While I was stumbling around in the dark the Spirit secretively stuffed my pockets full of unsuspected blessings. I say “blessings,” yet not necessarily the ilk you might suspect. Not all of God’s blessings feel good. In fact some of them feel downright unpleasant, especially the ones where you feel someone else’s pain in your heart, otherwise known as empathy or compassion. I want compassion, and I do seek it, but I don’t always like it when I get it. Identifying with the hurts of another human means you hurt with them, so I tend to seek other blessings before this one.
Although we could be talking about human suffering in general, the hurt to which I refer in particular is the helplessness and hopelessness that an enslaved human being must feel. As hard as I try, or try not to as the case may be, I can only wonder how an abducted child must feel when the lights go out in their world with no promise of ever turning back on. What would it do to a woman’s psyche to be bought, sold, and raped multiple times a day for years? I make no claim to know, but I do seem to care about them more these days.

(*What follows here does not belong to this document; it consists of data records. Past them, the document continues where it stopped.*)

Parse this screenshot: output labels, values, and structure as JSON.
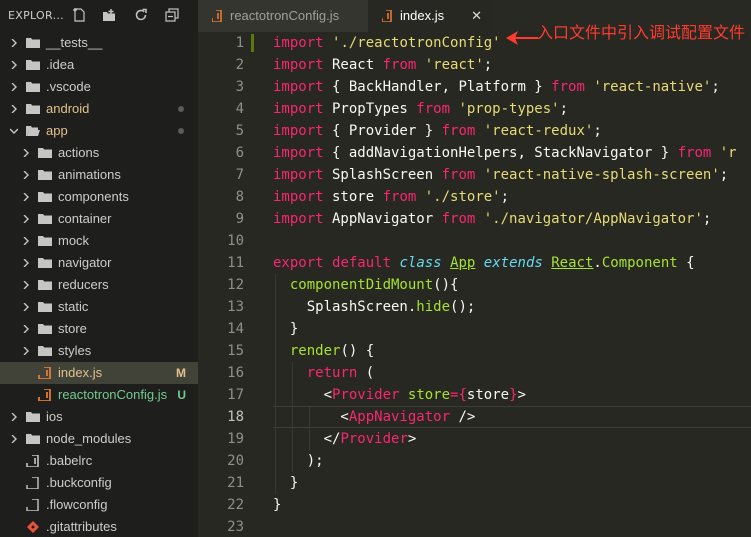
{
  "explorer": {
    "title": "EXPLOR...",
    "icons": [
      "new-file-icon",
      "new-folder-icon",
      "refresh-icon",
      "collapse-all-icon"
    ]
  },
  "tree": [
    {
      "label": "__tests__",
      "kind": "folder",
      "depth": 0,
      "expanded": false
    },
    {
      "label": ".idea",
      "kind": "folder",
      "depth": 0,
      "expanded": false
    },
    {
      "label": ".vscode",
      "kind": "folder",
      "depth": 0,
      "expanded": false
    },
    {
      "label": "android",
      "kind": "folder",
      "depth": 0,
      "expanded": false,
      "color": "orange",
      "dot": true
    },
    {
      "label": "app",
      "kind": "folder",
      "depth": 0,
      "expanded": true,
      "color": "orange",
      "dot": true
    },
    {
      "label": "actions",
      "kind": "folder",
      "depth": 1,
      "expanded": false
    },
    {
      "label": "animations",
      "kind": "folder",
      "depth": 1,
      "expanded": false
    },
    {
      "label": "components",
      "kind": "folder",
      "depth": 1,
      "expanded": false
    },
    {
      "label": "container",
      "kind": "folder",
      "depth": 1,
      "expanded": false
    },
    {
      "label": "mock",
      "kind": "folder",
      "depth": 1,
      "expanded": false
    },
    {
      "label": "navigator",
      "kind": "folder",
      "depth": 1,
      "expanded": false
    },
    {
      "label": "reducers",
      "kind": "folder",
      "depth": 1,
      "expanded": false
    },
    {
      "label": "static",
      "kind": "folder",
      "depth": 1,
      "expanded": false
    },
    {
      "label": "store",
      "kind": "folder",
      "depth": 1,
      "expanded": false
    },
    {
      "label": "styles",
      "kind": "folder",
      "depth": 1,
      "expanded": false
    },
    {
      "label": "index.js",
      "kind": "js",
      "depth": 1,
      "color": "orange",
      "status": "M",
      "selected": true
    },
    {
      "label": "reactotronConfig.js",
      "kind": "js",
      "depth": 1,
      "color": "green",
      "status": "U"
    },
    {
      "label": "ios",
      "kind": "folder",
      "depth": 0,
      "expanded": false
    },
    {
      "label": "node_modules",
      "kind": "folder",
      "depth": 0,
      "expanded": false
    },
    {
      "label": ".babelrc",
      "kind": "config",
      "depth": 0
    },
    {
      "label": ".buckconfig",
      "kind": "file",
      "depth": 0
    },
    {
      "label": ".flowconfig",
      "kind": "file",
      "depth": 0
    },
    {
      "label": ".gitattributes",
      "kind": "git",
      "depth": 0
    }
  ],
  "tabs": [
    {
      "label": "reactotronConfig.js",
      "active": false
    },
    {
      "label": "index.js",
      "active": true,
      "close": "✕"
    }
  ],
  "editor": {
    "current_line": 18,
    "lines": [
      [
        [
          "k",
          "import"
        ],
        [
          "p",
          " "
        ],
        [
          "s",
          "'./reactotronConfig'"
        ]
      ],
      [
        [
          "k",
          "import"
        ],
        [
          "p",
          " React "
        ],
        [
          "k",
          "from"
        ],
        [
          "p",
          " "
        ],
        [
          "s",
          "'react'"
        ],
        [
          "p",
          ";"
        ]
      ],
      [
        [
          "k",
          "import"
        ],
        [
          "p",
          " { BackHandler, Platform } "
        ],
        [
          "k",
          "from"
        ],
        [
          "p",
          " "
        ],
        [
          "s",
          "'react-native'"
        ],
        [
          "p",
          ";"
        ]
      ],
      [
        [
          "k",
          "import"
        ],
        [
          "p",
          " PropTypes "
        ],
        [
          "k",
          "from"
        ],
        [
          "p",
          " "
        ],
        [
          "s",
          "'prop-types'"
        ],
        [
          "p",
          ";"
        ]
      ],
      [
        [
          "k",
          "import"
        ],
        [
          "p",
          " { Provider } "
        ],
        [
          "k",
          "from"
        ],
        [
          "p",
          " "
        ],
        [
          "s",
          "'react-redux'"
        ],
        [
          "p",
          ";"
        ]
      ],
      [
        [
          "k",
          "import"
        ],
        [
          "p",
          " { addNavigationHelpers, StackNavigator } "
        ],
        [
          "k",
          "from"
        ],
        [
          "p",
          " "
        ],
        [
          "s",
          "'r"
        ]
      ],
      [
        [
          "k",
          "import"
        ],
        [
          "p",
          " SplashScreen "
        ],
        [
          "k",
          "from"
        ],
        [
          "p",
          " "
        ],
        [
          "s",
          "'react-native-splash-screen'"
        ],
        [
          "p",
          ";"
        ]
      ],
      [
        [
          "k",
          "import"
        ],
        [
          "p",
          " store "
        ],
        [
          "k",
          "from"
        ],
        [
          "p",
          " "
        ],
        [
          "s",
          "'./store'"
        ],
        [
          "p",
          ";"
        ]
      ],
      [
        [
          "k",
          "import"
        ],
        [
          "p",
          " AppNavigator "
        ],
        [
          "k",
          "from"
        ],
        [
          "p",
          " "
        ],
        [
          "s",
          "'./navigator/AppNavigator'"
        ],
        [
          "p",
          ";"
        ]
      ],
      [],
      [
        [
          "k",
          "export"
        ],
        [
          "p",
          " "
        ],
        [
          "k",
          "default"
        ],
        [
          "p",
          " "
        ],
        [
          "t",
          "class"
        ],
        [
          "p",
          " "
        ],
        [
          "cls",
          "App"
        ],
        [
          "p",
          " "
        ],
        [
          "t",
          "extends"
        ],
        [
          "p",
          " "
        ],
        [
          "cls",
          "React"
        ],
        [
          "p",
          "."
        ],
        [
          "f",
          "Component"
        ],
        [
          "p",
          " {"
        ]
      ],
      [
        [
          "p",
          "  "
        ],
        [
          "f",
          "componentDidMount"
        ],
        [
          "p",
          "(){"
        ]
      ],
      [
        [
          "p",
          "    SplashScreen."
        ],
        [
          "f",
          "hide"
        ],
        [
          "p",
          "();"
        ]
      ],
      [
        [
          "p",
          "  }"
        ]
      ],
      [
        [
          "p",
          "  "
        ],
        [
          "f",
          "render"
        ],
        [
          "p",
          "() {"
        ]
      ],
      [
        [
          "p",
          "    "
        ],
        [
          "k",
          "return"
        ],
        [
          "p",
          " ("
        ]
      ],
      [
        [
          "p",
          "      <"
        ],
        [
          "tag",
          "Provider"
        ],
        [
          "p",
          " "
        ],
        [
          "attr",
          "store"
        ],
        [
          "k",
          "="
        ],
        [
          "k",
          "{"
        ],
        [
          "p",
          "store"
        ],
        [
          "k",
          "}"
        ],
        [
          "p",
          ">"
        ]
      ],
      [
        [
          "p",
          "        <"
        ],
        [
          "tag",
          "AppNavigator"
        ],
        [
          "p",
          " />"
        ]
      ],
      [
        [
          "p",
          "      </"
        ],
        [
          "tag",
          "Provider"
        ],
        [
          "p",
          ">"
        ]
      ],
      [
        [
          "p",
          "    );"
        ]
      ],
      [
        [
          "p",
          "  }"
        ]
      ],
      [
        [
          "p",
          "}"
        ]
      ],
      []
    ]
  },
  "annotation": {
    "text": "入口文件中引入调试配置文件",
    "color": "#ff3b30"
  }
}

As this unsolicited empathy grew inside me I began to feel that I had to find some achievable outlet for it. Some abolitionists do prevention, some are involved in intervention, while others perform aftercare. Soulless traffickers throw human beings into a sewage-filled river to drown in human waste. For mere financial benefit they rent out the bodies of women and children to perverse men, not caring if they live or die. Prevention is upstream justice and intervention is mid-stream justice yanking victims from slavery. Those who do aftercare find comatose souls downstream on the riverbank, perform CPR, and bring them to a safe and therapeutic environment. Even after victims escape the sewer, the stench of it remains in their smeller. Only the Maker can repair that kind of damage done to his beloved, but he nearly always uses people to help people.
Not to minimize the horrific PTSD our soldiers suffer from when they return from the battlefield, but at least they signed up for combat. Trafficked individuals are victims of force, fraud, or coercion. Empowering survivors in their journey of moving out of their past trauma to a future of independence and self-sufficiency requires a live-in holistic approach. One such ministry in our Bay Area is called Freedom House.